In the past years Caesar has shown work and collaborated with institutions such as the Transmediale (DE), Bienal Sur, Moscow Biennial (RUS), M HKA (BE), SFMOMA (USA), A Tale of a Tub (NL), Tomie Ohtake Institute (BR), ISELP (BE), Contour Biennial (BE), Beursschouwburg (BE), CAVEAT/Jubilee (BE) amongst other organisations in Belgium and the world. In 2018 Caesar was honoured the Prize Rumos Itaú Cultural (BR) and a full grant to pursue her PhD and teach at Luca School of Arts in Brussels (BE). Sofia is represented by Cavalo Gallery (Rio de Janeiro, BR)
Sofia Caesar works are present in public and private collections such as FRAC Pays de la Loire, Parco d’Arte Vivente (IT), Jacques De La Beraudiere, MAC – Museum of Contemporary Art of Niteroi (BR), Itaú Cultural (BR), and others.
WORK ON DISPLAY
Workation, 2019
Installation: video loop 4 channels, stereo sound, screens, laptop, smartphone, carpet, seat, various dimensions.
This work explores gesture and spatial forms implied by the term workation, an English neologism combining “work” and “vacation”. While working on holiday sounds oxymoronic, a quick search through Google images reveals a new landscape of production: middle-class women and men comfortably lying on white sand and crystal water beaches as they work at their computer while sipping an iced cocktail. New IT technologies potentially allow us to perform any office task from anywhere in the world, provided there is a fast internet connection.

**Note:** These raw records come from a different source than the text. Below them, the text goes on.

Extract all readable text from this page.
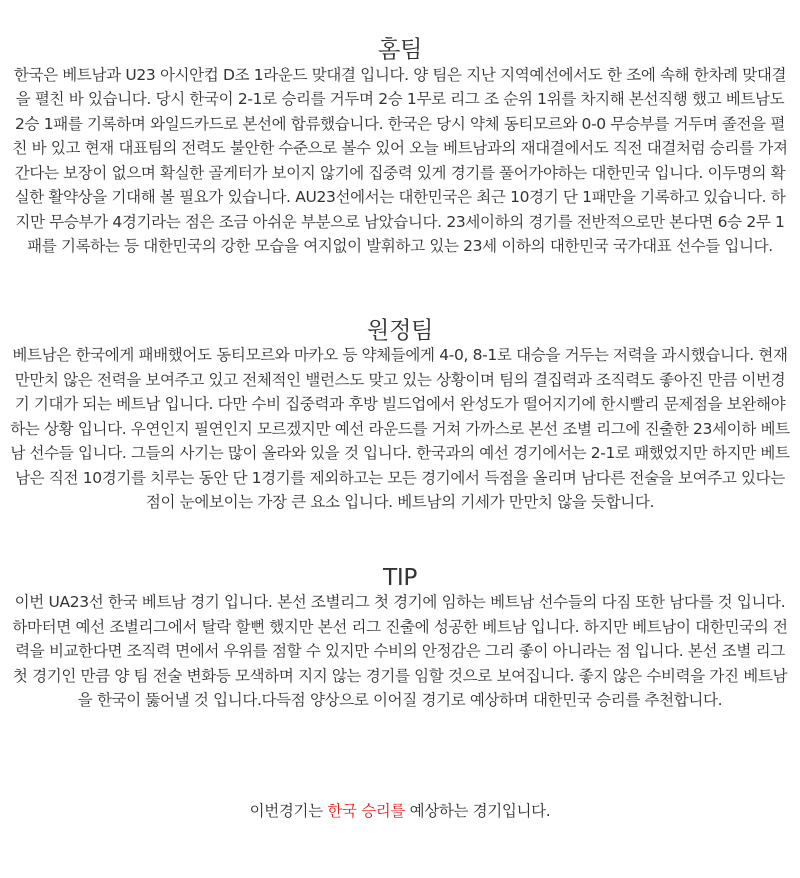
홈팀

한국은 베트남과 U23 아시안컵 D조 1라운드 맞대결 입니다. 양 팀은 지난 지역예선에서도 한 조에 속해 한차례 맞대결을 펼친 바 있습니다. 당시 한국이 2-1로 승리를 거두며 2승 1무로 리그 조 순위 1위를 차지해 본선직행 했고 베트남도 2승 1패를 기록하며 와일드카드로 본선에 합류했습니다. 한국은 당시 약체 동티모르와 0-0 무승부를 거두며 졸전을 펼친 바 있고 현재 대표팀의 전력도 불안한 수준으로 볼수 있어 오늘 베트남과의 재대결에서도 직전 대결처럼 승리를 가져간다는 보장이 없으며 확실한 골게터가 보이지 않기에 집중력 있게 경기를 풀어가야하는 대한민국 입니다. 이두명의 확실한 활약상을 기대해 볼 필요가 있습니다. AU23선에서는 대한민국은 최근 10경기 단 1패만을 기록하고 있습니다. 하지만 무승부가 4경기라는 점은 조금 아쉬운 부분으로 남았습니다. 23세이하의 경기를 전반적으로만 본다면 6승 2무 1패를 기록하는 등 대한민국의 강한 모습을 여지없이 발휘하고 있는 23세 이하의 대한민국 국가대표 선수들 입니다.

원정팀

베트남은 한국에게 패배했어도 동티모르와 마카오 등 약체들에게 4-0, 8-1로 대승을 거두는 저력을 과시했습니다. 현재 만만치 않은 전력을 보여주고 있고 전체적인 밸런스도 맞고 있는 상황이며 팀의 결집력과 조직력도 좋아진 만큼 이번경기 기대가 되는 베트남 입니다. 다만 수비 집중력과 후방 빌드업에서 완성도가 떨어지기에 한시빨리 문제점을 보완해야 하는 상황 입니다. 우연인지 필연인지 모르겠지만 예선 라운드를 거쳐 가까스로 본선 조별 리그에 진출한 23세이하 베트남 선수들 입니다. 그들의 사기는 많이 올라와 있을 것 입니다. 한국과의 예선 경기에서는 2-1로 패했었지만 하지만 베트남은 직전 10경기를 치루는 동안 단 1경기를 제외하고는 모든 경기에서 득점을 올리며 남다른 전술을 보여주고 있다는 점이 눈에보이는 가장 큰 요소 입니다. 베트남의 기세가 만만치 않을 듯합니다.

TIP

이번 UA23선 한국 베트남 경기 입니다. 본선 조별리그 첫 경기에 임하는 베트남 선수들의 다짐 또한 남다를 것 입니다. 하마터면 예선 조별리그에서 탈락 할뻔 했지만 본선 리그 진출에 성공한 베트남 입니다. 하지만 베트남이 대한민국의 전력을 비교한다면 조직력 면에서 우위를 점할 수 있지만 수비의 안정감은 그리 좋이 아니라는 점 입니다. 본선 조별 리그 첫 경기인 만큼 양 팀 전술 변화등 모색하며 지지 않는 경기를 임할 것으로 보여집니다. 좋지 않은 수비력을 가진 베트남을 한국이 뚫어낼 것 입니다.다득점 양상으로 이어질 경기로 예상하며 대한민국 승리를 추천합니다.

이번경기는 한국 승리를 예상하는 경기입니다.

During the pandemic in 2020 and in light of the acceleration of remote work, workation became the dream of many. Caesar’s work, carried out in 2019, invites the audience to reflect upon various points, including the transformation of our posture and gestures as a consequence of the body’s different approach to certain types of work in the service sector.
However, it is also a reflection on how we are going to inhabit urban environments in the future: should workation extend to every type of job that does not require the production of material goods or services, and for which a corporeal presence is necessary? Would we witness the advent of cities exclusively inhabited by working classes and tourists? Would their counterparts be natural paradises invaded by remote workers? This thought exercise leads us to consider how much the transformation of intangible work’s production could strongly affect, in a tangible way, our ways of inhabiting spaces, often on a scale of which we are not immediately conscious.